Fonds propres ou liquidité?
Les règles de fonds propres ne protègent pas les banques contre les problèmes de liquidité. La liquidité correspond à la capacité d’une banque à faire face à ses engagements à court terme, par exemple en cas de retraits massifs de dépôts. Une banque peut avoir un niveau de fonds propres élevé mais manquer de liquidité, comme cela a été le cas pour Credit Suisse en 2023.
La liquidité et les fonds propres sont deux dimensions différentes de la solidité financière d’une banque. Les fonds propres sont une ressource permanente qui sert à absorber les pertes, tandis que la liquidité est une ressource à court terme qui permet de faire face aux besoins de financement immédiats.

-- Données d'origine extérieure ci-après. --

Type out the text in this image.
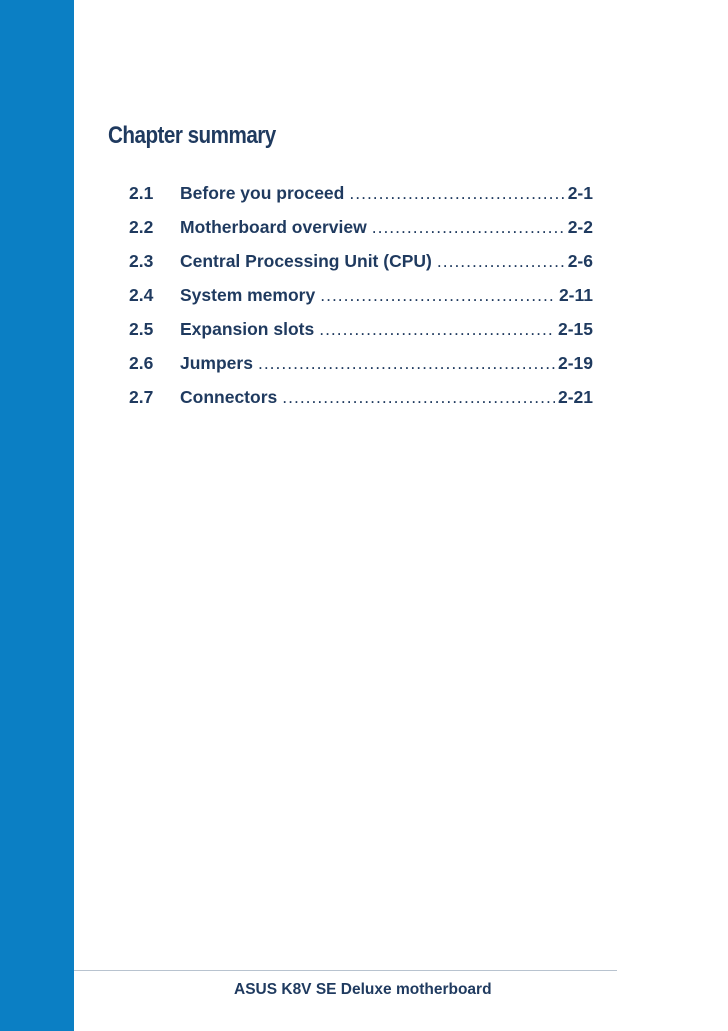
Chapter summary
2.1	Before you proceed .....	2-1
2.2	Motherboard overview .....	2-2
2.3	Central Processing Unit (CPU) .....	2-6
2.4	System memory .....	2-11
2.5	Expansion slots .....	2-15
2.6	Jumpers .....	2-19
2.7	Connectors .....	2-21
ASUS K8V SE Deluxe motherboard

Plus de fonds propres, moins d’instabilité?
Les autorités considèrent que le renforcement des exigences de fonds propres a contribué à la résilience du système bancaire. Un exemple: en dix ans d’activité, le Conseil de résolution unique, soit l’autorité centrale en charge de la gestion des crises bancaires dans la zone euro, . Les organismes européens de stabilité financière s’affichent confiants pour l’avenir: confrontées à des scénarios macroéconomiques défavorables, les banques ont dans l’ensemble démontré leur capacité à y résister.
Quid des crises récentes?
Les crises bancaires de 2023 ont mis en évidence l’importance de la liquidité pour la stabilité bancaire. Silicon Valley Bank et Credit Suisse n’ont-elles pas été mises à terre par des «bank runs», des retraits massifs de dépôts? De quoi rappeler que les fonds propres ne suffisent pas à garantir la stabilité d’une banque et que la liquidité est un élément crucial à prendre en compte.
Autres crises récentes, la pandémie de Covid-19 et la crise énergétique n’ont pas pris naissance dans le secteur financier. Mais les banques de la zone euro y ont bien résisté, ce qui, selon les autorités, témoigne aussi de l’efficacité des règles de fonds propres.

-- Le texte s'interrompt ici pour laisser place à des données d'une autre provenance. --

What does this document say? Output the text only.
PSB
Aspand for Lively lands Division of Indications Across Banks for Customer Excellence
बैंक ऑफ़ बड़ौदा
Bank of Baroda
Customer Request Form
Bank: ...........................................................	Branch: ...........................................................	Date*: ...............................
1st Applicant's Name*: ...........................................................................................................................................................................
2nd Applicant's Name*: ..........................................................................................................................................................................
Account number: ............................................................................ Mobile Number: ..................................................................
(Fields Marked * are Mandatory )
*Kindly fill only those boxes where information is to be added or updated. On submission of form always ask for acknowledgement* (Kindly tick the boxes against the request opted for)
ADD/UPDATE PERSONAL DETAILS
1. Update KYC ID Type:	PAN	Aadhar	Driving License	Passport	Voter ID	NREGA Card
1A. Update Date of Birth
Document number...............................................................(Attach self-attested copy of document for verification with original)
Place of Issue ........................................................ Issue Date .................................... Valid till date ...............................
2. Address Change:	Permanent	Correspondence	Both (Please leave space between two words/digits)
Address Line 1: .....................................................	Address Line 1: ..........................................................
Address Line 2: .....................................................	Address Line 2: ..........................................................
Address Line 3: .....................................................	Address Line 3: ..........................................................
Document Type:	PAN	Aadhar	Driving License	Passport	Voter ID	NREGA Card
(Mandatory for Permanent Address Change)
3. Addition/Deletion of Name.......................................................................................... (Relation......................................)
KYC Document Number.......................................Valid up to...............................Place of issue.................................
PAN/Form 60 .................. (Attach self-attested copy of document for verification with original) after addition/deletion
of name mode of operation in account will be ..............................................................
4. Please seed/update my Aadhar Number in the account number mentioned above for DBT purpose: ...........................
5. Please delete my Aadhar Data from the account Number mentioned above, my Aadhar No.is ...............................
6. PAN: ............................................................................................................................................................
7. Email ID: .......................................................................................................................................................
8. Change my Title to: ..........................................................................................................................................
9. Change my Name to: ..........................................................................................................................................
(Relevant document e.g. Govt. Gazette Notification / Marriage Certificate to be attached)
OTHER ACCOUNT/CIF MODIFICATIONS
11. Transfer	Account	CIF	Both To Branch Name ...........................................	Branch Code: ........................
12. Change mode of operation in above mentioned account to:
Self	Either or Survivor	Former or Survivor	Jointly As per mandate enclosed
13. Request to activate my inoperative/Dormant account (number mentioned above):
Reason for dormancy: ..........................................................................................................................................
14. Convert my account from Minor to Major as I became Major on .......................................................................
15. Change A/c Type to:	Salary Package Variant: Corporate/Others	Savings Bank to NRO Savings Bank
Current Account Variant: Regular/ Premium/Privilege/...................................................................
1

Quelle efficacité face à la numérisation?
La numérisation des services financiers peut amplifier les risques d’instabilité bancaire, notamment en accélérant les mouvements de capitaux et en amplifiant les rumeurs et les paniques. Le renforcement des exigences en matière de capital et de liquidité vise à atténuer ces risques en dotant les banques de coussins de sécurité plus importants pour faire face aux chocs.

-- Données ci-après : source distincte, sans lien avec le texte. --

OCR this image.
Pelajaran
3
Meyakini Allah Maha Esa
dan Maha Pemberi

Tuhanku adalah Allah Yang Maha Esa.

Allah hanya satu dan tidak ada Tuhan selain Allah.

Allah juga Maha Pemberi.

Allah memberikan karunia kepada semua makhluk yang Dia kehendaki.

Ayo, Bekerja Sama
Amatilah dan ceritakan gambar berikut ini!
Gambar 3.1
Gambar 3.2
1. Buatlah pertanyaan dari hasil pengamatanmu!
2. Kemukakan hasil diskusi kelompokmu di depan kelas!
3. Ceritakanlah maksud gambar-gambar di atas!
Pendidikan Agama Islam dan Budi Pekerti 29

Les autorités estiment que les banques ayant des fondamentaux solides, des coussins de capital élevés et des coussins de liquidité élevés sont mieux protégées contre les chocs et les réactions du marché. Des réactions très ciblées dans la zone euro lors des crises de 2023, invoque-t-on à preuve: plus une banque était faible, plus la correction du marché était importante. Cela signifie également que, si la situation devait se détériorer davantage, ces banques seraient mieux en mesure de résister. À cette aune, les fonds propres font figure de rempart contre les effets de contagion.